Seneca racconta poco più avanti i benefici della sua vita da vegetariano: «Incitato dalle sue parole, mi astenni dalle carni (abstinere animalibus coepi); e, dopo un anno, questa abitudine mi era diventata, non solo facile, ma piacevole. Mi sentivo l’anima più agile e oggi non oserei affermare se fosse realtà o illusione” (ibid., 22).
Tuttavia il filosofo smise poi di essere vegetariano e ricominciò a mangiare carne, seppure in minima quantità; a consigliargli ciò fu il padre, timoroso perché in quegli anni (i primi del principato di Tiberio) venivano messi al bando i culti stranieri e l’astinenza dalle carni di certi animali era considerata prova di adesione superstiziosa a quei culti: «senza molta difficoltà, ottenne che io ricominciassi a mangiare un po’ meglio (mihi ut inciperem melius cenare persuasit)» (ibid.).
In seguito, Seneca si scagliò spesso contro l’abuso che i suoi contemporanei facevano di cibi troppo elaborati, “non naturali e non necessari” (come diceva Epicuro) e proprio per questo ritenuti dannosi sia all’anima sia al corpo: il filosofo, fosse stato per lui, avrebbe proibito di mangiare ostriche, di consumare cibi bollenti e di bere vino misto a neve (per renderlo freddo); tutti questi cibi erano sintomi di “luxuria” (da intendere come “eccessivo amore per il lusso”), un’abitudine che rendeva “schiavi” di sé gli uomini. Nella “Consolazione alla madre Elvia” (10, 5) Seneca considera miseri coloro che ormai non provano più alcun gusto a mangiare se non quando sono stuzzicati da pietanze costosissime.

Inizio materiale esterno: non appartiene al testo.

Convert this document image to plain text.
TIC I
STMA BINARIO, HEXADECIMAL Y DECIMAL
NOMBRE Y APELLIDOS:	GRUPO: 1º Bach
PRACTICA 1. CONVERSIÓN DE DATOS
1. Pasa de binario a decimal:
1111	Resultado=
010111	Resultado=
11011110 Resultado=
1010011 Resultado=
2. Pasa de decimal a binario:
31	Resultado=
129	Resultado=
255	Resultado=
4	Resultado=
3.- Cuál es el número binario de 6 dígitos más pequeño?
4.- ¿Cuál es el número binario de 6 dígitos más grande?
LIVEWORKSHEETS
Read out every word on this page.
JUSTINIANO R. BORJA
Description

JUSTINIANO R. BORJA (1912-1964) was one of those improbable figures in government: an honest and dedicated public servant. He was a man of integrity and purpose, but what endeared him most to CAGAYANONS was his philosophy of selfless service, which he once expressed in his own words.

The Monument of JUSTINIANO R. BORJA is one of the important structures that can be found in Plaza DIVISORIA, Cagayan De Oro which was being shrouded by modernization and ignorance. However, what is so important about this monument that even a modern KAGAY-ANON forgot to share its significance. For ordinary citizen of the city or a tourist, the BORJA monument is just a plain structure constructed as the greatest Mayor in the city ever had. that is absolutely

Per il filosofo di Cordova gli abusi alimentari non erano solo la prova tangibile di una corruzione morale, ma influivano concretamente sulla salute “spirituale” degli individui; un’alimentazione corretta, semplice e naturale, era ritenuta invece la base per ottenere un tenore di vita regolato dalla ragione.